Light flickered inside the box as the shutter retracted its transparent slats. The woman took her helmet from the trunk, slipped it on, mounted the machine, and rode down the corridor to the parking lot adjacent to the building. Holographic signs indicated lanes: left and down for wheeled vehicles, right and up for air-vehicles. She drove to the edge of the building and stopped at a meter-high glass railing overlooking the city skyline. A scanner display appeared on the bike’s navigation panel. 

Show the drones tracking me. 

Thirty-three registered drones and five unregistered ones were circling above her. 

Disappointing. I’m losing followers. 

The reason there were fewer spy drones above her was quite trivial—the rotary engine drones, known in New York as ‘mosquitos’, had taken cover from the rain, which was starting to drizzle again. Only the mini-jet drones, commonly called ‘hornets’, remained. 

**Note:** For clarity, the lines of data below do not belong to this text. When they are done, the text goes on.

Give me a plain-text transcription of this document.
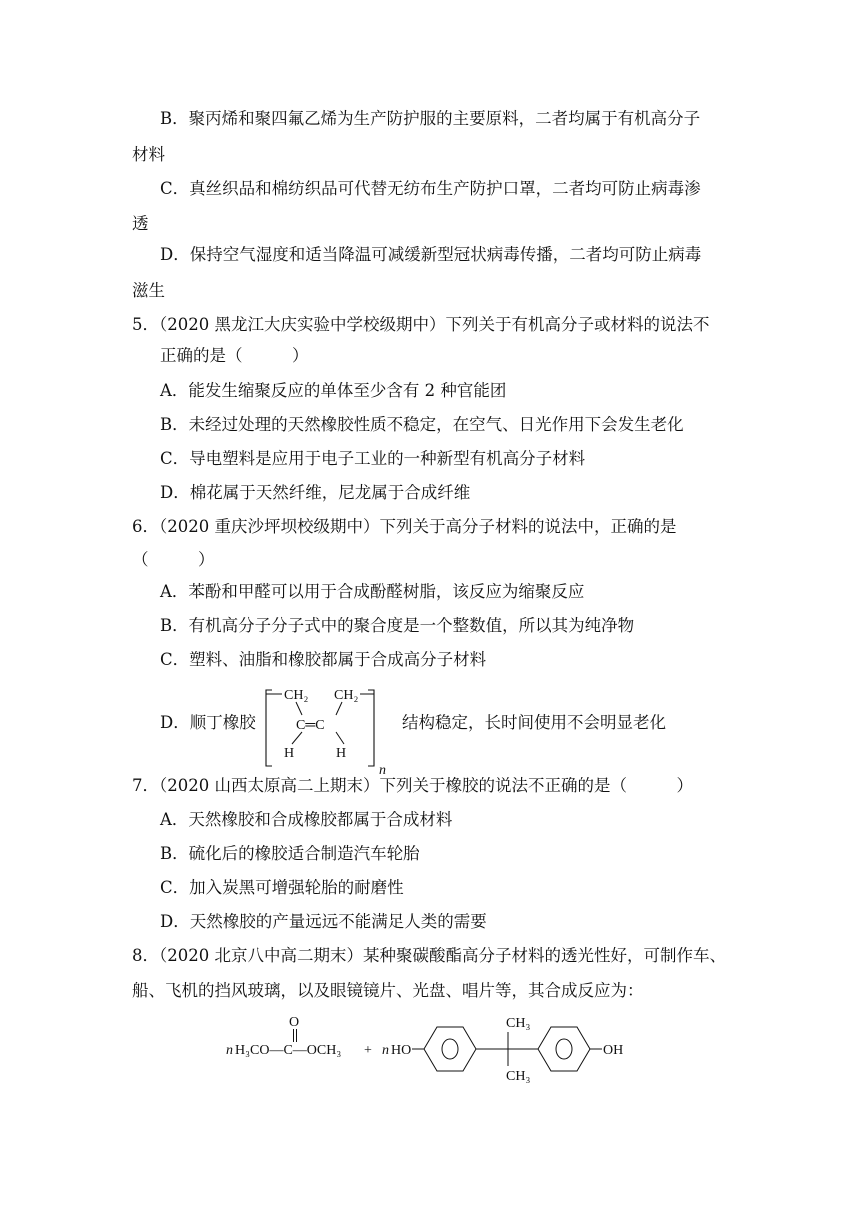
B．聚丙烯和聚四氟乙烯为生产防护服的主要原料，二者均属于有机高分子
材料
C．真丝织品和棉纺织品可代替无纺布生产防护口罩，二者均可防止病毒渗
透
D．保持空气湿度和适当降温可减缓新型冠状病毒传播，二者均可防止病毒
滋生
5．（2020 黑龙江大庆实验中学校级期中）下列关于有机高分子或材料的说法不
正确的是（　　　）
A．能发生缩聚反应的单体至少含有 2 种官能团
B．未经过处理的天然橡胶性质不稳定，在空气、日光作用下会发生老化
C．导电塑料是应用于电子工业的一种新型有机高分子材料
D．棉花属于天然纤维，尼龙属于合成纤维
6．（2020 重庆沙坪坝校级期中）下列关于高分子材料的说法中，正确的是
（　　　）
A．苯酚和甲醛可以用于合成酚醛树脂，该反应为缩聚反应
B．有机高分子分子式中的聚合度是一个整数值，所以其为纯净物
C．塑料、油脂和橡胶都属于合成高分子材料
D．顺丁橡胶
CH₂ CH₂
C═C
H	H
n
结构稳定，长时间使用不会明显老化
7．（2020 山西太原高二上期末）下列关于橡胶的说法不正确的是（　　　）
A．天然橡胶和合成橡胶都属于合成材料
B．硫化后的橡胶适合制造汽车轮胎
C．加入炭黑可增强轮胎的耐磨性
D．天然橡胶的产量远远不能满足人类的需要
8．（2020 北京八中高二期末）某种聚碳酸酯高分子材料的透光性好，可制作车、
船、飞机的挡风玻璃，以及眼镜镜片、光盘、唱片等，其合成反应为：
O
n H₃CO—C—OCH₃ + n HO
CH₃
CH₃
OH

She scrolled through the list of identified drones hanging above her head. Almost all were paparazzi drones belonging to gossip portals. Nothing threatening, although she could not have anyone following her today. More worrying were the five drones that did not show their ID. There were usually fewer. Their signatures indicated that they were specialized spy drones, faster, with greater range and altitude, equipped with precise thermal and night vision. Harder to shake. For a moment, she considered downing all of them with an electromagnetic pulse. At most, she would pay a fine. 

Too close to the company and too many of them. 

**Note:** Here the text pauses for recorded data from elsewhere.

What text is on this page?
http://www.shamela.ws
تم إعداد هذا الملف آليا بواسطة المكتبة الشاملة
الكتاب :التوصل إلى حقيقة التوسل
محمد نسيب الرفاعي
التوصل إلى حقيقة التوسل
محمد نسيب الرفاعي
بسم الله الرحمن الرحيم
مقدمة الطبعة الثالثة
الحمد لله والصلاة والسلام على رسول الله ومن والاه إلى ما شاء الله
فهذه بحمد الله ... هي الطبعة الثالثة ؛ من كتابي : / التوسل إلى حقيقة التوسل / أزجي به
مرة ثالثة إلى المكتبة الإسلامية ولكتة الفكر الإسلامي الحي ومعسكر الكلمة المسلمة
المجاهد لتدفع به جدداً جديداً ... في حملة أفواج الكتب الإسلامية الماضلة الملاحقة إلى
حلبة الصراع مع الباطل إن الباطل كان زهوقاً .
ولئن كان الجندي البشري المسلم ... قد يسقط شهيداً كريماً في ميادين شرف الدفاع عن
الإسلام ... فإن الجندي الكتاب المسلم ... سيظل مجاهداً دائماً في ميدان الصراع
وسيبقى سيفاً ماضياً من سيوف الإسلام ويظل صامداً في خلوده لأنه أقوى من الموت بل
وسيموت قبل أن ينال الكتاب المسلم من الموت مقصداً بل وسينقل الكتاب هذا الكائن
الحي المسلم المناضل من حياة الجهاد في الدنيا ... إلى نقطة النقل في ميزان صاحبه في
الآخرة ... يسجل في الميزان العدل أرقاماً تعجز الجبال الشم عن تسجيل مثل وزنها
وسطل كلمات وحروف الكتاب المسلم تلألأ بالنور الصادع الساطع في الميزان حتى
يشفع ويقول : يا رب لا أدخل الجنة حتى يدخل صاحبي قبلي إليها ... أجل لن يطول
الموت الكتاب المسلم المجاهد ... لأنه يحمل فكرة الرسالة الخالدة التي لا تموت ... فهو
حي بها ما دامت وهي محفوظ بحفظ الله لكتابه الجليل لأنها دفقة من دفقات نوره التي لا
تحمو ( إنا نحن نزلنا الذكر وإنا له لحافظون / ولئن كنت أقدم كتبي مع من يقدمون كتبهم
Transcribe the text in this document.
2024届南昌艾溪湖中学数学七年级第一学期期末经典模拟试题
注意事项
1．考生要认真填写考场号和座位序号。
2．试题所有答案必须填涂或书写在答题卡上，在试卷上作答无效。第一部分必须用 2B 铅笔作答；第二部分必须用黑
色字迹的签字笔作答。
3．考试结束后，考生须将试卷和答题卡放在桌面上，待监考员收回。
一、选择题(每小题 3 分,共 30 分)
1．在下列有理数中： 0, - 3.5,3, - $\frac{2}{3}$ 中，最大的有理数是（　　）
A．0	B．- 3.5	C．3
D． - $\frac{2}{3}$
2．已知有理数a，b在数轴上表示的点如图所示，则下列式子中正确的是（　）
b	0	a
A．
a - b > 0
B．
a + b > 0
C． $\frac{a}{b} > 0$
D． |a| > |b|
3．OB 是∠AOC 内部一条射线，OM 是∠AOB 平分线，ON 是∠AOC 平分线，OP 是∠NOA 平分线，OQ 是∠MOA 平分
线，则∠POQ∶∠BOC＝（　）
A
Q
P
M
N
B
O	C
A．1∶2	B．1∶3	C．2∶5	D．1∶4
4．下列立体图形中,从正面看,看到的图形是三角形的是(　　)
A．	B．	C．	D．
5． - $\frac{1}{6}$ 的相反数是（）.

She changed her mind. One of them would record her electromagnetic shoot, and all hell would break loose on the web about high-profile corpos putting themselves above the law. Blah, blah, blah. Shitty fame on gossip portals was the last thing she needed right now. 

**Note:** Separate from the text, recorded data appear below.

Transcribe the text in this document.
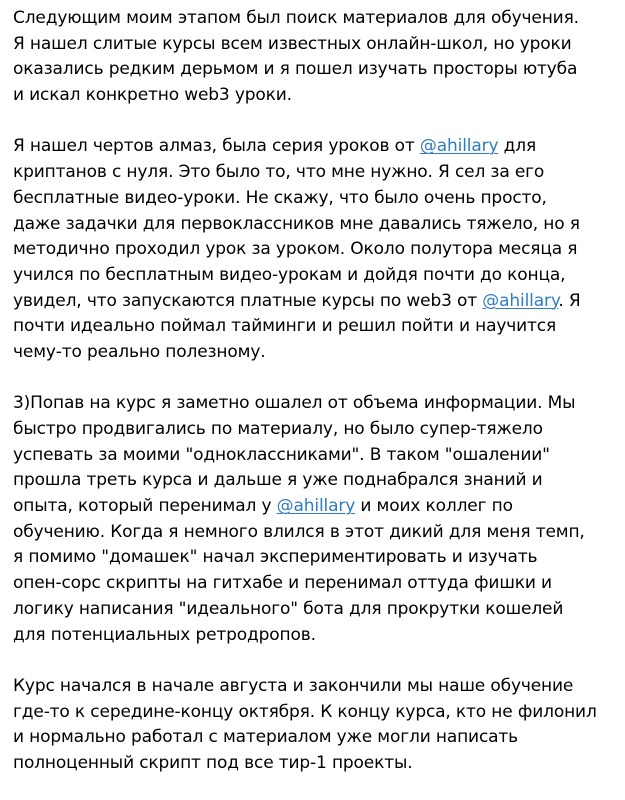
Следующим моим этапом был поиск материалов для обучения.
Я нашел слитые курсы всем известных онлайн-школ, но уроки
оказались редким дерьмом и я пошел изучать просторы ютуба
и искал конкретно web3 уроки.
Я нашел чертов алмаз, была серия уроков от @ahillary для
криптанов с нуля. Это было то, что мне нужно. Я сел за его
бесплатные видео-уроки. Не скажу, что было очень просто,
даже задачки для первоклассников мне давались тяжело, но я
методично проходил урок за уроком. Около полутора месяца я
учился по бесплатным видео-урокам и дойдя почти до конца,
увидел, что запускаются платные курсы по web3 от @ahillary. Я
почти идеально поймал тайминги и решил пойти и научится
чему-то реально полезному.
3)Попав на курс я заметно ошалел от объема информации. Мы
быстро продвигались по материалу, но было супер-тяжело
успевать за моими "одноклассниками". В таком "ошалении"
прошла треть курса и дальше я уже поднабрался знаний и
опыта, который перенимал у @ahillary и моих коллег по
обучению. Когда я немного влился в этот дикий для меня темп,
я помимо "домашек" начал экспериментировать и изучать
опен-сорс скрипты на гитхабе и перенимал оттуда фишки и
логику написания "идеального" бота для прокрутки кошелей
для потенциальных ретродропов.
Курс начался в начале августа и закончили мы наше обучение
где-то к середине-концу октября. К концу курса, кто не филонил
и нормально работал с материалом уже могли написать
полноценный скрипт под все тир-1 проекты.
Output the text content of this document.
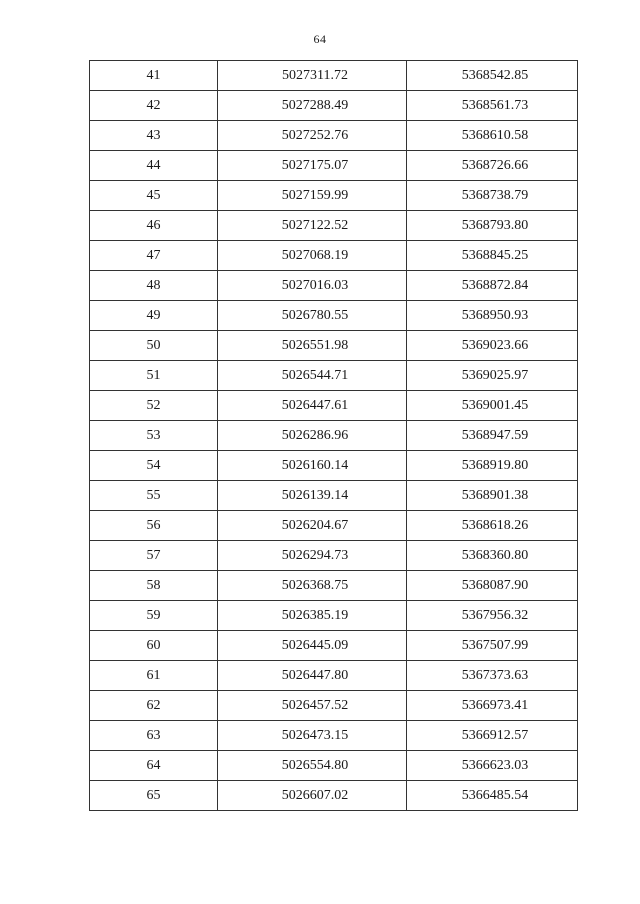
64
41	5027311.72	5368542.85
42	5027288.49	5368561.73
43	5027252.76	5368610.58
44	5027175.07	5368726.66
45	5027159.99	5368738.79
46	5027122.52	5368793.80
47	5027068.19	5368845.25
48	5027016.03	5368872.84
49	5026780.55	5368950.93
50	5026551.98	5369023.66
51	5026544.71	5369025.97
52	5026447.61	5369001.45
53	5026286.96	5368947.59
54	5026160.14	5368919.80
55	5026139.14	5368901.38
56	5026204.67	5368618.26
57	5026294.73	5368360.80
58	5026368.75	5368087.90
59	5026385.19	5367956.32
60	5026445.09	5367507.99
61	5026447.80	5367373.63
62	5026457.52	5366973.41
63	5026473.15	5366912.57
64	5026554.80	5366623.03
65	5026607.02	5366485.54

She rode to one of the parking lot exit gates and scanned her surroundings. Neither the helmet visor nor the bike’s windshield showed anything alarming in augmented reality mode. Across the street, someone had altered a holographic ad for the Globenet satellite network. It now displayed ‘fastest asses in Globe cess’ slogan. 

She sped down the lower lane for wheeled vehicles, headed towards the overpasses leading to the Verrazzano Bridge. Ignoring more holographic signs instructing her to ‘Pull up to air-pass,’ she kept going. For a few minutes, overpasses with roadways and maglev lanes shielded her from above, but most drones stayed with her through the maze of streets. Over two dozen remained. She turned onto a northbound lane, entered air-level, and zipped towards Queens. There was only one way to ditch the aerial spies. Hardly legal, but very effective. 

The drone cloud thinned even more, those remaining lowering their altitude. Those unable to keep up with her speed gave up one by one, until only the five unidentified ones remained. Holographic messages of ‘No human drive in this area’ and ‘Human drive prohibited on this way’ appeared over the route she took. Similar warnings appeared on the airbike’s helmet display and windshield, followed by the warning ‘Airbike ride in NYC tunnels is prohibited’. 

She approached the tunnels. The autopilot would refuse entry, so she simply disabled it. A regular airbike’s system would have automatically re-engaged, either stopping the bike or continuing on autopilot. Her bike, however, just flashed alerts—‘Tunnel in 200 m, turn auto on… Tunnel in 100 m, turn auto on’. She kept riding manually, even accelerating. 

Entering the tunnel toward East Bronx was illegal for airbikes, but the fans and other installations made it forbidden for drones to follow. The pursuing drones had to climb over three hundred meters above the water, losing time. The wind off the sea would further slow them down. They had no chance of catching up with the rider by flying over the water.  

Bots… you will always be slaves to your programs.